温度センサー(アナログ)の使い方の中でメインとなる温度測定値を計算から求めていくプログラム・フローをまとめてみました。

フローは以下のようになります。

  1. 温度センサー出力電圧をデジタル値(0~1023)へAD変換する。
  2. デジタル値から電圧値(mV)に換算する。
  3. 求められた電圧値から更に温度値(℃)に換算する。

温度センサー基本情報

温度センサー素子「LM61BIZ/CIZ」の特性

素子そのもの特性などは前回記事温度センサーを使ってみるを参照してください。

電圧と温度の換算表

数式で記述してみると

サンプルプログラム(下記)ではmap関数を使用しましたが普通に計算式を使うこともできますので参考として書きました。

上記表と温度勾配(=+10mV/℃)にて計算式を算出すると。

Temperature[℃]=( Vout[mV] – 300mV ) / 10mV  – 30[℃] }

例えば、Vout=1250mvの場合、
Temp.= { ( 1250-300 ) / 10 – 30 } = 65(℃)

出力端子(センター)をアナログピン(A0)に接続

ArduinoNanoのA0ピンに接続しanalogRead()関数で電圧値を読み込む。

計算プログラム・フロー

計算をする部分のみ抜き出したリストを以下に記述。

int analogIn , temperature , sensorVout ;
analogIn = analogRead(0) ; // アナログ0番ピンからセンサー値を読込む
sensorVout = map(analogIn, 0, 1023, 0, 4600) ; // センサー値(デジタル)を電圧に変換する
temperature = map(sensorVout, 350, 1450, -25, 85) ; // センサー電圧を温度に変換する

int analogIn , temperature , sensorVout ;

  • 3個の変数をint(16bit符号あり整数)で宣言。
  • analogIn変数:A0ピンへの入力電圧値がデジタル変換された値を格納する。0~1023(10bit)の範囲を取る。
  • temperature変数:計算された温度値(℃)を格納する。
  • sensorVout変数:analogIn変数の値から計算された電圧値を格納する。
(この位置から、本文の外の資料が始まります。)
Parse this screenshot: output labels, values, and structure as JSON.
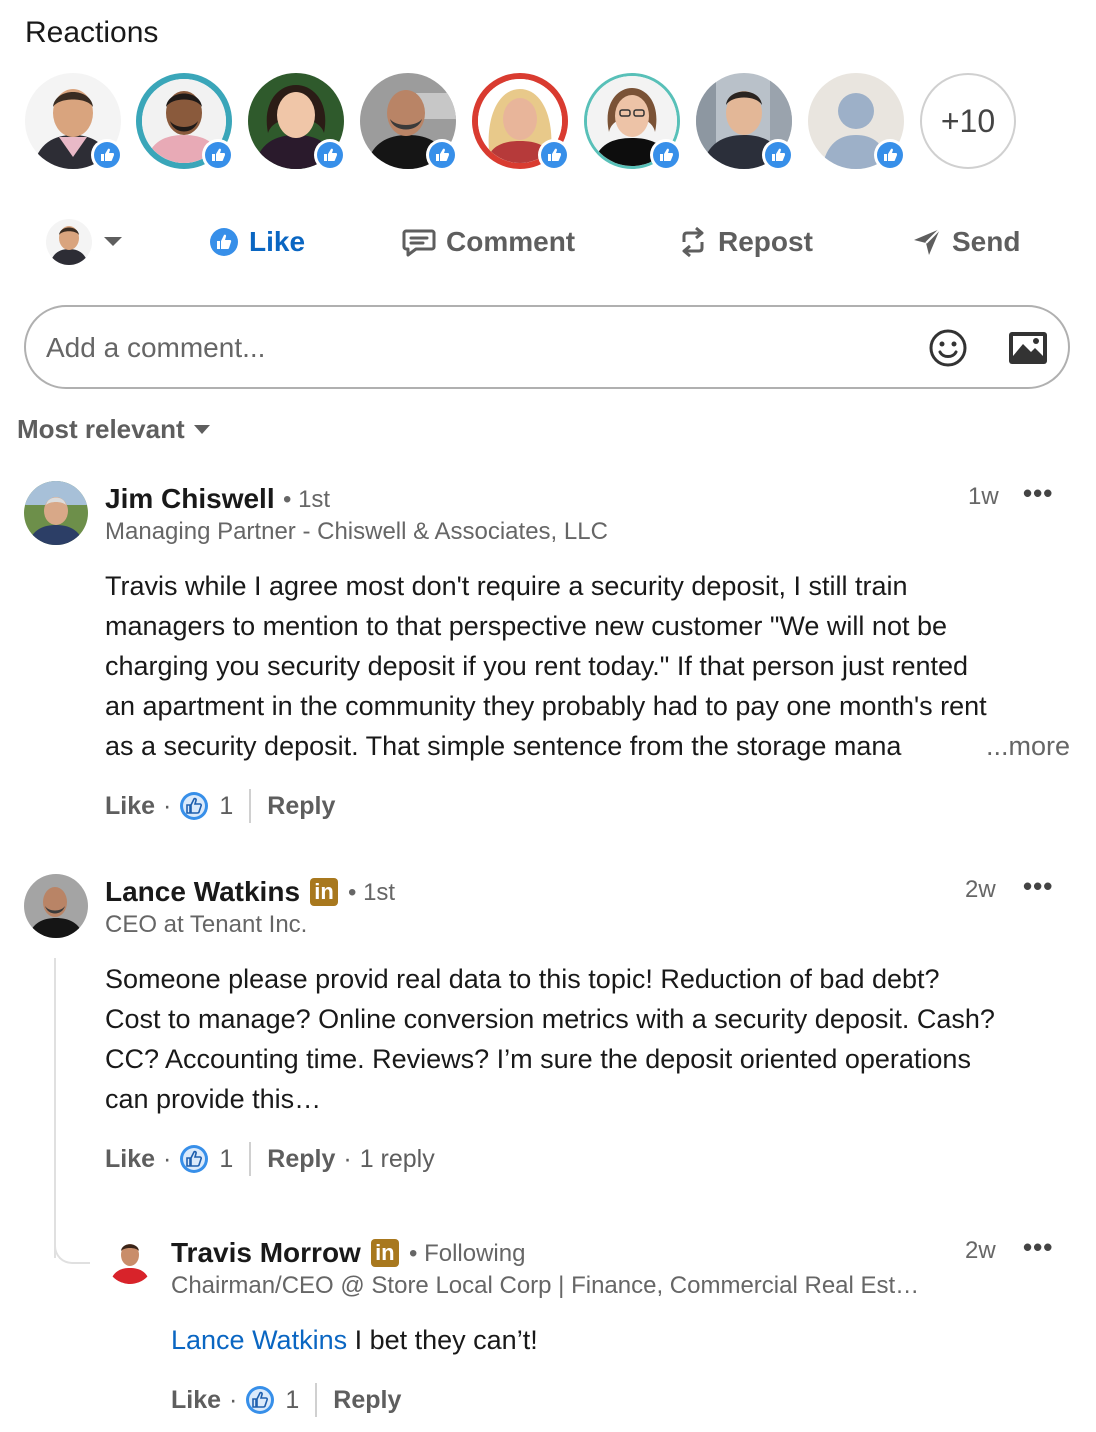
{
  "reactions": {
    "title": "Reactions",
    "more_count": "+10"
  },
  "actions": {
    "like": "Like",
    "comment": "Comment",
    "repost": "Repost",
    "send": "Send"
  },
  "comment_box": {
    "placeholder": "Add a comment..."
  },
  "sort": {
    "label": "Most relevant"
  },
  "comments": [
    {
      "name": "Jim Chiswell",
      "degree": "• 1st",
      "headline": "Managing Partner - Chiswell & Associates, LLC",
      "time": "1w",
      "lines": [
        "Travis while I agree most don't require a security deposit, I still train",
        "managers to mention to that perspective new customer \"We will not be",
        "charging you security deposit if you rent today.\" If that person just rented",
        "an apartment in the community they probably had to pay one month's rent",
        "as a security deposit. That simple sentence from the storage mana"
      ],
      "more": "...more",
      "like": "Like",
      "like_count": "1",
      "reply": "Reply"
    },
    {
      "name": "Lance Watkins",
      "badge": "in",
      "degree": "• 1st",
      "headline": "CEO at Tenant Inc.",
      "time": "2w",
      "lines": [
        "Someone please provid real data to this topic! Reduction of bad debt?",
        "Cost to manage? Online conversion metrics with a security deposit. Cash?",
        "CC? Accounting time. Reviews? I’m sure the deposit oriented operations",
        "can provide this…"
      ],
      "like": "Like",
      "like_count": "1",
      "reply": "Reply",
      "reply_count": "1 reply"
    }
  ],
  "reply": {
    "name": "Travis Morrow",
    "badge": "in",
    "degree": "• Following",
    "headline": "Chairman/CEO @ Store Local Corp | Finance, Commercial Real Est…",
    "time": "2w",
    "mention": "Lance Watkins",
    "text": " I bet they can’t!",
    "like": "Like",
    "like_count": "1",
    "reply": "Reply"
  },
  "colors": {
    "accent": "#0a66c2",
    "like_blue": "#378fe9",
    "premium_badge": "#a8781e"
  },
  "icons": [
    "thumbs-up-icon",
    "comment-icon",
    "repost-icon",
    "send-icon",
    "emoji-icon",
    "image-icon",
    "caret-down-icon",
    "more-dots-icon"
  ]
}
analogIn = analogRead(0) ;

  • analogRead()関数の戻り値をanalogIn変数に代入。
  • analogRead(0)関数のカッコ内の”0″はA0ピンを意味している。なので他のアナログピン、例えばA3ピンを使うならばanalogRead(3)となる。

sensorVout = map(analogIn, 0, 1023, 0, 4600) ;

  • analogIn変数の値から電圧値に換算してsensorVout変数に代入。
  • 換算するためにmap()関数を使用。
  • map関数のカッコ内の各値(5個)は引数と呼び、処理の入力値として関数内部で使用される。
  • map(0関数では2点の対応値を指定し、その2点間を比例計算して換算をする。上の場合の2点とは2番目の”0″と4番目の”0″が最初の点、3番目の”1023″と4番目の”4600″が2個目の対応点となる。
  • 以下にmap()関数での換算のベースとなるanalogInの値を電圧値の関係を表すグラフを示す。

  • 例えば、analoginが”860″とするとmap()関数の戻り値(=換算結果)は”3860mV”となり、この値がsensorVout変数に代入される。

map()関数の一般的説明はこちらのサイトに詳しく説明されてます。

temperature = map(sensorVout, 350, 1450, -25, 85) ;

  • sensorVout変数の電圧値から温度(℃)を求めてemperature変数に代入しているが、換算するには、冒頭にて説明したセンサー情報記事内の数式を使用しても良いが今回は同様にmap()関数を使用してみた。(どちらを使用しても良くて、どれを使うかは好みの範疇です)
  • 以下のグラフにsensorVoutの値(電圧)とtemperature(温度)の関係を表すグラフを示す。

温度センサー使用上の注意

測定精度について

アナログデータの分解能が10bit(0~1023)でデジタル変換時の誤差は約0.1%あります、一方変換の参照電圧は4600mvなので電圧値としても測定分解能は4.6mVであり温度に換算すると約0.5℃あります。

計算上はいくらでも小数点以下の温度表示は可能ですがあくまでも測定精度は約0.5℃あるということを考慮してください。

それと、アナログのためArduinoNanoと温度センサー間のリード線へのノイズ混入も考慮すべき点です。

測定誤差

本センサーは割と温度の絶対値に対して仕様上±2.0℃の誤差があるので他の信頼できる温度計にて較正をした方が良いと思います。

平均値処理

温度値の時間的変移は通常の気温測定程度ではそれほど速くないと思われるので、単純な加算平均処理(本プログラムでは100サンプリングの移動平均処理を使用)をした方が良いと思われます。